The Northern Neck Grant, commonly referred to as the "Fairfax Grant", has its genesis in 1649 when the exiled King Charles II of Britain rewarded the two Colepeper (Culpeper) brothers and five other loyal friends by issuing a grant for a "porcon of Virginia ... bounded by and within the heads of the Rivers Rappahannock and Patawomecke....". The grant actually took force when Charles was restored to the throne in 1660 and it was recorded and a "Proprietary" created in the New World. At that time, the territory encompassed by the grant had not been explored and was not known. The seven original shares ultimately devolved to Thomas Fairfax, 5th Lord Fairfax of Cameron (1657–1710), who married the only child, a daughter named Catherine, of Thomas Colepeper, 2nd Baron Colepeper (1635–89). Thus the Northern Neck grant is commonly referred to as the "Fairfax Grant".

===Disputes===
The Commonwealth of Virginia frequently disputed the boundaries of the Fairfax Grant. In 1745, the Privy Council in London decided in favor of the 6th Lord Fairfax, designating that "the boundary of the petitioners land doth begin at the first spring of the South Branch of the River Rappahannack now called Rappidan[,] which first spring is the spring of that part of the said River Rappidan as is called in the plans returned by the name of Conway River[,] and that the said boundary be from thence drawn in a straight line North West to the place in the Allagany Mountains where that part of the River Pattawomeck alias Potowmack which is now called Cohongoroota alias Cohongoronton first arises." The imaginary line between the sources of the Conway River and the North Branch Potomac River is commonly referred to as "the Fairfax Line".

===Surveys===
In 1736, John Savage and his survey party had located the site of the source of the North Branch Potomac River (the northern boundary of the tract), but had made no attempt to establish the western boundaries of Lord Fairfax's lands. A 1746 survey (the "Survey of the Fairfax Line"), however, was accomplished by Colonel Peter Jefferson and Thomas Lewis under extremely arduous conditions and resulted in both the emplacement of a boundary marker (the "Fairfax Stone") at the source and the official demarcation of the Fairfax Line, extending from the Stone south-east to the headwater of the Conway River.

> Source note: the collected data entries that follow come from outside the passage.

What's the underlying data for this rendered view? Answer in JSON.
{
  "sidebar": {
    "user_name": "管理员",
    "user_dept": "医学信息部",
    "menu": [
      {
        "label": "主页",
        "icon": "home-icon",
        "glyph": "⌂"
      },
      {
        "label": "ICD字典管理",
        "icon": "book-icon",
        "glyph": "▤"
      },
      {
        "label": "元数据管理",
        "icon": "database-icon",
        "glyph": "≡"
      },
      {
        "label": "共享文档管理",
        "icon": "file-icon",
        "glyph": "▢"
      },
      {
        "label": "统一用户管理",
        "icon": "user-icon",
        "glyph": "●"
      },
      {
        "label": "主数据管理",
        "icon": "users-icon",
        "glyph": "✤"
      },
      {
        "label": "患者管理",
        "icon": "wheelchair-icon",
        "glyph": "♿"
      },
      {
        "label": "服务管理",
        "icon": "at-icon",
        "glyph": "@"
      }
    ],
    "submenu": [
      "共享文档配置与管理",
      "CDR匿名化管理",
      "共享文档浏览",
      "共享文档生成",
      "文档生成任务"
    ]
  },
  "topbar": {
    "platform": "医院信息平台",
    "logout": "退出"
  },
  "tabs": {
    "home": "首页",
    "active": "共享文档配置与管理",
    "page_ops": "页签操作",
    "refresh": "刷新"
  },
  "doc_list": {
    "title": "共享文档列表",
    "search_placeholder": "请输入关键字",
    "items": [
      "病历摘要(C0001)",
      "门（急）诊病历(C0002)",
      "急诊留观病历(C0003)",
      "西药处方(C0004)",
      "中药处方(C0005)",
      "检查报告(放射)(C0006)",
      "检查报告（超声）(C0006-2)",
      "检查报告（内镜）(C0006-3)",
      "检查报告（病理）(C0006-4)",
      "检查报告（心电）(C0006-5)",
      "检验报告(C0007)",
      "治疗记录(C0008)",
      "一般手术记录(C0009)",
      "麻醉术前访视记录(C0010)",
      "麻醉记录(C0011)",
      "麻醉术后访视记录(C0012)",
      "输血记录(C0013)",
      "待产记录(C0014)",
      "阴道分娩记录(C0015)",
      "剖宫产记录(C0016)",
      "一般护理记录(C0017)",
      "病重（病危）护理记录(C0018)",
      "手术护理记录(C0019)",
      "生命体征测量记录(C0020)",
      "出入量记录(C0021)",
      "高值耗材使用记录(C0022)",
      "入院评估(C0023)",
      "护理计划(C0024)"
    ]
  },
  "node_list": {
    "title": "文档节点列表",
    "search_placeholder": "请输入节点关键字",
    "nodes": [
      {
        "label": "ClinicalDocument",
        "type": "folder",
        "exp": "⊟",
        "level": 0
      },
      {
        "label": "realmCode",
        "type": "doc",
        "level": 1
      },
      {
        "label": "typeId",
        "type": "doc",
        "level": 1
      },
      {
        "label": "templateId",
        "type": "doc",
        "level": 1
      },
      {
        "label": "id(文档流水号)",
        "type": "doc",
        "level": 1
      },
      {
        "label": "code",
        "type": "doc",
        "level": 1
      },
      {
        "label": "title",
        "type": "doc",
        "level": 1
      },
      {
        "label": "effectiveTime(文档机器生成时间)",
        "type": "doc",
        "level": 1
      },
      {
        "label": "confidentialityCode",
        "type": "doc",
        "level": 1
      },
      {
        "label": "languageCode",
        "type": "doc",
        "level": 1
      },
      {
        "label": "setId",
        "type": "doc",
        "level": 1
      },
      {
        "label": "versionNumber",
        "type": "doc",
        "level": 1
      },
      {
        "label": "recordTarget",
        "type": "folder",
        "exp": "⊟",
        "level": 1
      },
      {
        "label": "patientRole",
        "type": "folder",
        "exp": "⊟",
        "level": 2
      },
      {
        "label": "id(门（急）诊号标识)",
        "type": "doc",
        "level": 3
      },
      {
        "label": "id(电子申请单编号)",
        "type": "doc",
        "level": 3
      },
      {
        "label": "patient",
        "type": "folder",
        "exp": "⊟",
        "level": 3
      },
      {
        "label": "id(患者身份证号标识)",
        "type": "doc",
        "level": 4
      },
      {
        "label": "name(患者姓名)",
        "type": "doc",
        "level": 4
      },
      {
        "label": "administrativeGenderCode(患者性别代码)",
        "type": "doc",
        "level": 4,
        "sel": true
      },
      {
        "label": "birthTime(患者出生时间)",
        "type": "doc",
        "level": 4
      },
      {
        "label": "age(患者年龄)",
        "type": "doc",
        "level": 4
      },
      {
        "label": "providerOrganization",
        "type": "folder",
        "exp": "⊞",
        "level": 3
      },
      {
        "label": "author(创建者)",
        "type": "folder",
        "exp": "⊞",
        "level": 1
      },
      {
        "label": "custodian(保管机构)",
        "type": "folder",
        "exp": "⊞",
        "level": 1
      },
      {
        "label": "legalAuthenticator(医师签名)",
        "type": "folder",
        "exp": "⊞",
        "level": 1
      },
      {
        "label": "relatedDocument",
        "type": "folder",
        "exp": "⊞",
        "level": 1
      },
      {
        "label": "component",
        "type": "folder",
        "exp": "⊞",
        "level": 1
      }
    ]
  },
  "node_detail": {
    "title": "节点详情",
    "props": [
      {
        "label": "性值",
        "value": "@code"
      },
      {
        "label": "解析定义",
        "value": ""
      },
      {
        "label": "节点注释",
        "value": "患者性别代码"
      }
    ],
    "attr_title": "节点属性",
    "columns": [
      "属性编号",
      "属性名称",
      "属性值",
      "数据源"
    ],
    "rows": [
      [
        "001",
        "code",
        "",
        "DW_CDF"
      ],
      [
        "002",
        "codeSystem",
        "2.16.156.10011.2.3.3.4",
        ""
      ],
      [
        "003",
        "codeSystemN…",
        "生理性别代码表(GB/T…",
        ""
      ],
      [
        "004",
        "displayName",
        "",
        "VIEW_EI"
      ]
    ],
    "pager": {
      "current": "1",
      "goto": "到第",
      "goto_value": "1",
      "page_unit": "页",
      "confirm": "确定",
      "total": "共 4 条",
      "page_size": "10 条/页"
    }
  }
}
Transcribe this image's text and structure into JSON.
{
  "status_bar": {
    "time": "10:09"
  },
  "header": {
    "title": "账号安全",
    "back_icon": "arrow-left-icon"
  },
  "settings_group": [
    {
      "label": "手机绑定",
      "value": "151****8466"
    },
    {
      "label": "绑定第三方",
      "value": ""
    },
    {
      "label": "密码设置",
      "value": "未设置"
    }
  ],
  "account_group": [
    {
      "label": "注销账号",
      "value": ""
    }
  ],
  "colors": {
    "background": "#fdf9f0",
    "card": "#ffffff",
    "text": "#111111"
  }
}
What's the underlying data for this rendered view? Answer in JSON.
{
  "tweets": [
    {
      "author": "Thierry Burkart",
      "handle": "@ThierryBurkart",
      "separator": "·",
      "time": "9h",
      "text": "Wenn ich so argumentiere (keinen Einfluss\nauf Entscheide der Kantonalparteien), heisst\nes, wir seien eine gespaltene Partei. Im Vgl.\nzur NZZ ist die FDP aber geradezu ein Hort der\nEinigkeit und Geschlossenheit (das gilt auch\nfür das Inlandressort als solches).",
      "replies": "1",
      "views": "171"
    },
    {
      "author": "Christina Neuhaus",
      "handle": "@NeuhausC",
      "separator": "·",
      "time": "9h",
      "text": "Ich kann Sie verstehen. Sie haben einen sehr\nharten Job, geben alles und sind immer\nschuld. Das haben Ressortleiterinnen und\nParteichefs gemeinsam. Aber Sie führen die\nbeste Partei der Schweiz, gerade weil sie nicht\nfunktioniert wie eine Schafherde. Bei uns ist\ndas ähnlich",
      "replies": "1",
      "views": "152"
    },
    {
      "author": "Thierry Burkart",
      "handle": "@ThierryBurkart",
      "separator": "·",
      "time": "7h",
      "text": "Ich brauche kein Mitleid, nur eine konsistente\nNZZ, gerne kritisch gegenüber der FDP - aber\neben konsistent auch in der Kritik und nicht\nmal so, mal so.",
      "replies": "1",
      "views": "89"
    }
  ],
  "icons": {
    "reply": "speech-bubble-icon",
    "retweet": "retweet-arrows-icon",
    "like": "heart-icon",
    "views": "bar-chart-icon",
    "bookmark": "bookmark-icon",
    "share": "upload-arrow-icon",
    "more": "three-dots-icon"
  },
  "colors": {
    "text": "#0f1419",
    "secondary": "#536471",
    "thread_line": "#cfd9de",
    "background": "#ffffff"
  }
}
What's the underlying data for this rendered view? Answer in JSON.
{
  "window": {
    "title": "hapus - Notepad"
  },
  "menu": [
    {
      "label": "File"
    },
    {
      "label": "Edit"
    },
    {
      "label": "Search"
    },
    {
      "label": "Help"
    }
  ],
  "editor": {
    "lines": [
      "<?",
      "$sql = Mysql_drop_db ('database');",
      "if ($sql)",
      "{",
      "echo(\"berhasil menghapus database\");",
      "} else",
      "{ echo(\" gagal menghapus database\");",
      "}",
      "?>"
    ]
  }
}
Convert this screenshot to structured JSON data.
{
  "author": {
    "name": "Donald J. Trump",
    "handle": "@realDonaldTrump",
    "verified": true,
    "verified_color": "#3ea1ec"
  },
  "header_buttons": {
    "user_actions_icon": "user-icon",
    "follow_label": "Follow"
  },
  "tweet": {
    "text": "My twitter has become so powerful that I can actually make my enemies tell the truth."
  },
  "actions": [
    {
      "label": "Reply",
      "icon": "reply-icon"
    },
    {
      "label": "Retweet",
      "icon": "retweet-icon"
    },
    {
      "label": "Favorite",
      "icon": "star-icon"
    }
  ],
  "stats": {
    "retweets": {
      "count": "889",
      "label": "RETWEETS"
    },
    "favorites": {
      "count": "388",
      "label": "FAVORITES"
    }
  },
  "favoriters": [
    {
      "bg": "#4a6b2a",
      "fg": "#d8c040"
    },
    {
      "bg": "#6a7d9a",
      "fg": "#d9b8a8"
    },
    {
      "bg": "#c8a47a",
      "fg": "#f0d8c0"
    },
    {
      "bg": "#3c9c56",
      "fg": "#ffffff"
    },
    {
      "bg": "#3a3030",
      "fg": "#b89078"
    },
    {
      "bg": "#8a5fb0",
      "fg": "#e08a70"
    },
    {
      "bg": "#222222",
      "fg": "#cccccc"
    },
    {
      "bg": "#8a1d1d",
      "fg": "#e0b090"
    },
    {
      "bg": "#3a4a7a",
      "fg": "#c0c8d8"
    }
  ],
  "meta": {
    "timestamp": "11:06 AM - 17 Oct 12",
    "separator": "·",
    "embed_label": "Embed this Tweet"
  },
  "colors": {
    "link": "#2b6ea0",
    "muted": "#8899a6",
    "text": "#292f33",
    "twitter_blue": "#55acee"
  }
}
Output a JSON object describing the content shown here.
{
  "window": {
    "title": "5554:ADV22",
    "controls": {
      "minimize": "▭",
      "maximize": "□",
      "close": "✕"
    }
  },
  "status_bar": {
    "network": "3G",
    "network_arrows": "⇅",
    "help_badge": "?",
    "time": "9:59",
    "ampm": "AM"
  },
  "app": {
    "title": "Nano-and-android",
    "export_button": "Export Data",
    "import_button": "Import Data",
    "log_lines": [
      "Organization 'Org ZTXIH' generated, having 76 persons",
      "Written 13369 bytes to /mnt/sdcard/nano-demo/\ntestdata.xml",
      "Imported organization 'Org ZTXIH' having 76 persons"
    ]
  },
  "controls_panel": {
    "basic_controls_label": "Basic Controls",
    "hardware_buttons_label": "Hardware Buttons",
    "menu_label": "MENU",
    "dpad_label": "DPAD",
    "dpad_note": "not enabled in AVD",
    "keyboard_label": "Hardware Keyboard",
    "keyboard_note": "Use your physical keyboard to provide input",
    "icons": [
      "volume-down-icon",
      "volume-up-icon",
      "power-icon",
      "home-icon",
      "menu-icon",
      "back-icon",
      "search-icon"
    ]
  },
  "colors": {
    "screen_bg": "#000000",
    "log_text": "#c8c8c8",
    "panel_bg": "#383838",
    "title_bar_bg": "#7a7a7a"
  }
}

Lewis's journal of the expedition provides a vivid account of the extraordinarily difficult terrain of the pre-settlement Allegheny Mountains.

==Geography==
The Fairfax Line runs in a northwesterly direction for about 77 miles (124 km) through exceptionally rugged terrain: from the crest of the Blue Ridge Mountains in Virginia, to that of the Allegheny Mountains in West Virginia, traversing the headwaters of the Shenandoah River along the way. The southeastern terminus of the line is the source of the Conway River, a tributary of the Rappahannock. The source is on the eastern slope of the Blue Ridge Mountains, near mile marker 55 on the Skyline Drive (approximately 30 mi north of Charlottesville, Virginia), where the borders of the Virginia counties of Page, Madison and Greene meet. In the Shenandoah Valley, the line coincides with the southern boundary of the town of New Market, Virginia, and marks the boundary between Virginia counties of Rockingham and Shenandoah. Continuing northwestward, the line marks the state boundary between Hardy County, West Virginia and Rockingham County, Virginia, and passes through the city of Petersburg, West Virginia. The northwestern terminus of the line — at the Fairfax Stone — is the source of the North Branch of the Potomac River. The stone's location is on the borders of the present West Virginia counties of Preston, Tucker and Grant, and one mile south of the southwestern tip of Maryland Panhandle.